Piperine, the active ingredient in pepper, is also an anti-inflammatory and was recently studied as a complementary addition to treating aggressive forms of breast cancer (Varghese, 2018). Kaur in 2017 showed that black pepper as well as turmeric were strong anti-inflammatories

But, I don’t like curry! Some of you will cry. Worry not, there are still foods which can help to reduce your back pain.



Glucosamine is found in our cartilage which lines our joints. There is a hypothesis that if we eat glucosamine, then somehow, we preserve our own glucosamine in our joints and help to slow down arthritis or reduce the pain of arthritis. Reginster in 2012 looked at the pooled data published about the benefit of glucosamine in the treatment of osteoarthritis and overall, actually found a positive benefit from this food source.

Finding healthy sources of glucosamine to eat is not easy, however. It is found in the exoskeletons of crustaceans, so we could eat shell-on prawns, or we could support the industry which grinds the shellfish shells into powder and sells us glucosamine tablets. But – we’re trying to avoid taking tablets, right?

Enter the chicken.

Did you know that we have readily-available glucosamine provided to us by friendly chickens? Ketta (2016), showed that chicken housing has an influence on the structure of the eggshell structure, basically with better quality eggshells produced by better-housed chickens. So, rather than spending all our hard-earned cash on prepared glucosamine tablets, maybe we should reach up to the higher egg shelves where the more expensive and better quality eggs are kept, so that we can eat glucosamine with our breakfast and support happier free-range/organic chickens at the same time. The only snag is that ideally, the egg membranes, which are rich in several nutrients apart from glucosamine, should be eaten raw, to avoid damaging the proteins by the cooking process.



Both olives and olive oil are supposed to be beneficial for us, as it’s full of anti-oxidants as well as anti-inflammatory phenolic chemicals. Oleocanthal, which is found in olives, is a strong anti-inflammatory and may also help to combat certain types of cancer as well as have a protective effect on the brain.

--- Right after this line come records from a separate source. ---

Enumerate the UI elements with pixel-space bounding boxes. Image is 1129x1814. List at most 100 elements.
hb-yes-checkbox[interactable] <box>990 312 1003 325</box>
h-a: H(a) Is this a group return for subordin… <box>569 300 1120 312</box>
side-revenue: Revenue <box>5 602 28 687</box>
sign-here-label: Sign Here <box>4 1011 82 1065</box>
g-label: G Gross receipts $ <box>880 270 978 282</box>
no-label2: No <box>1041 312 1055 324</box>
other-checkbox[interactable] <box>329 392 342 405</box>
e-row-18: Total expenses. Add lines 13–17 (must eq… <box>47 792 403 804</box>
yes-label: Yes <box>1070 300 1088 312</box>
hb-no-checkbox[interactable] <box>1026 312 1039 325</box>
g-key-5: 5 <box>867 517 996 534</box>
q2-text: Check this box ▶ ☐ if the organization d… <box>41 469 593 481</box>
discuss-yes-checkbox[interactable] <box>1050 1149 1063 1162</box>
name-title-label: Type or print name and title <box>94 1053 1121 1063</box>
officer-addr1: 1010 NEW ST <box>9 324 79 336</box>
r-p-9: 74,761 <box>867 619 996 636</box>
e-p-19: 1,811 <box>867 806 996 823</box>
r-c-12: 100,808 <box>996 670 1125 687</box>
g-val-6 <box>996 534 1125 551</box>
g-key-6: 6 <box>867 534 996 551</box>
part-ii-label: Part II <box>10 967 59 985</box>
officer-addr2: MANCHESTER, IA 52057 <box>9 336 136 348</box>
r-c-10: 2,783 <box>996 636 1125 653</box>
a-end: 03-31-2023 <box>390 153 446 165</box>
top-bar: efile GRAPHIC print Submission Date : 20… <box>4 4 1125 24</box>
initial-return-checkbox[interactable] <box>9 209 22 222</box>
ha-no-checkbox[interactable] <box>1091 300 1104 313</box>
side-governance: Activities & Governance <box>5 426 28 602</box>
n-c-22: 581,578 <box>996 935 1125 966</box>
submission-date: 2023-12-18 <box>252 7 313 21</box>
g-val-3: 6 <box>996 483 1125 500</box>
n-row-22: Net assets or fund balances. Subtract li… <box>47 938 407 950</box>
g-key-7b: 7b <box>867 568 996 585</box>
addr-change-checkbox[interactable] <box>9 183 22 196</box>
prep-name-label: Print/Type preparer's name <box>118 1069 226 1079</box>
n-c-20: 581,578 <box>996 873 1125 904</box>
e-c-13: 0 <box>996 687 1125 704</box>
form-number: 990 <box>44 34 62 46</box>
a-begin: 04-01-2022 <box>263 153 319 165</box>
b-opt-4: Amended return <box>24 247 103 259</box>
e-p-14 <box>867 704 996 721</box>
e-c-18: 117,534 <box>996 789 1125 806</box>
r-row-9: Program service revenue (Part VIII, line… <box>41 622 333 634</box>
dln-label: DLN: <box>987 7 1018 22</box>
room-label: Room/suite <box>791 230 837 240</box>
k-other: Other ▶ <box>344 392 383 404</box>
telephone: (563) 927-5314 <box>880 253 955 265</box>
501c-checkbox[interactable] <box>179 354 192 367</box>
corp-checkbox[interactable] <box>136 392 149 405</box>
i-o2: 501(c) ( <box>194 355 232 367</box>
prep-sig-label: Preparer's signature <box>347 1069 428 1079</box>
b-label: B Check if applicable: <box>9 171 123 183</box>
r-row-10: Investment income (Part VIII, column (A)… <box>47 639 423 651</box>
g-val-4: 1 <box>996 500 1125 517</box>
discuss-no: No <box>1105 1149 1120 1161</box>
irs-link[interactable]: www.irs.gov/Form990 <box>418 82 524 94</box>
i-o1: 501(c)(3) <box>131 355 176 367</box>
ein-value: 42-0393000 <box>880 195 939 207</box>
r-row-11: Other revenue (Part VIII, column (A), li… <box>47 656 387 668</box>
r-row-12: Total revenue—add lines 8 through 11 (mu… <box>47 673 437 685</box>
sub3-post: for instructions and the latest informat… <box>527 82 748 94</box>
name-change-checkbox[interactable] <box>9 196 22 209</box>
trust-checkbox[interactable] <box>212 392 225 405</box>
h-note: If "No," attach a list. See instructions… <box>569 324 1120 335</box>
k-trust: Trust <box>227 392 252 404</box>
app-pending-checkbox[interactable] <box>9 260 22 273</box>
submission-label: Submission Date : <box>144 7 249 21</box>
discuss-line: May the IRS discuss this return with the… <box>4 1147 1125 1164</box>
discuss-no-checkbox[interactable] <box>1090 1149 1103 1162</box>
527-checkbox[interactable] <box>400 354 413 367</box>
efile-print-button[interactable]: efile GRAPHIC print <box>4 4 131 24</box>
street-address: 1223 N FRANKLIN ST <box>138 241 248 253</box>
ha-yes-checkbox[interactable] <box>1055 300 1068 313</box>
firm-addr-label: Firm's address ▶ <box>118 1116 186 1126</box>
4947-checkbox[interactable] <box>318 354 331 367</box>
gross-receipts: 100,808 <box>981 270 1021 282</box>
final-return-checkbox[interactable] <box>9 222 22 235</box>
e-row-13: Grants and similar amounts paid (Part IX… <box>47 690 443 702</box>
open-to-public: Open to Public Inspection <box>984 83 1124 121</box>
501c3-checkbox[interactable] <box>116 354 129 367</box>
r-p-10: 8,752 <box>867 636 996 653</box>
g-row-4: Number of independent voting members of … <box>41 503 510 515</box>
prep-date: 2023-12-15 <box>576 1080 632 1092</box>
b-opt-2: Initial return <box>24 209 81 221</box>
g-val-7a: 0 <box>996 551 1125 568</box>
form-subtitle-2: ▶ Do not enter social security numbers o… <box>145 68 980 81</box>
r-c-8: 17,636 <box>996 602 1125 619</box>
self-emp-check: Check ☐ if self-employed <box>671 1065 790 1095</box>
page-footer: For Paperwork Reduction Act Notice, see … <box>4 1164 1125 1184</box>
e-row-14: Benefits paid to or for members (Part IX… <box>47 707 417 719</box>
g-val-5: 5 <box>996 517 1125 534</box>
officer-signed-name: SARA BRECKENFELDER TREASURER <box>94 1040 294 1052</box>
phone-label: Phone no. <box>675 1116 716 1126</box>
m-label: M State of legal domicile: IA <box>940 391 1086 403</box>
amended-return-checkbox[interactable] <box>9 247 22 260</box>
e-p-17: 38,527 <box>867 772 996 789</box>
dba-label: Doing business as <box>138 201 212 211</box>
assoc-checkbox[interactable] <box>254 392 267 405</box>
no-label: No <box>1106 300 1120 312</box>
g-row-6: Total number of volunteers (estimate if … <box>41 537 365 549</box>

Yes, it’s good for us! Shah in 2017 went as far as to show that dark chocolate could even be used to reduce the risk of developing diabetes. The issue with chocolate is the high sugar content to reduce the bitter taste of the cocoa bean. Cocoa is a superfood which is high in a number of different nutrients as well as being one of the most packed full of flavanols, which are not only anti-infammatory, but they enhance our mental ability (Decroix, 2016). Decroix explains that exercise improves our cognitive function, ie we think better, but flavanols appear to achieve the same thing. So, when considering a brisk walk in our wonderful Welsh weather to help improve our mental ability, you may want to swap the trainers for a slab of dark chocolate, which is low in sugar and high in yummy flavanols. I guess the hike in the hills would always come in handy when the weighing scales suggest that we need to slow down on our healthy eating binge, though.

So, in summary, we should all eat lots of curry, but if the chilli is too much for our digestive tracts, then high cocoa-content dark chocolate should be on the daily menu instead, in order to eat our back pain away.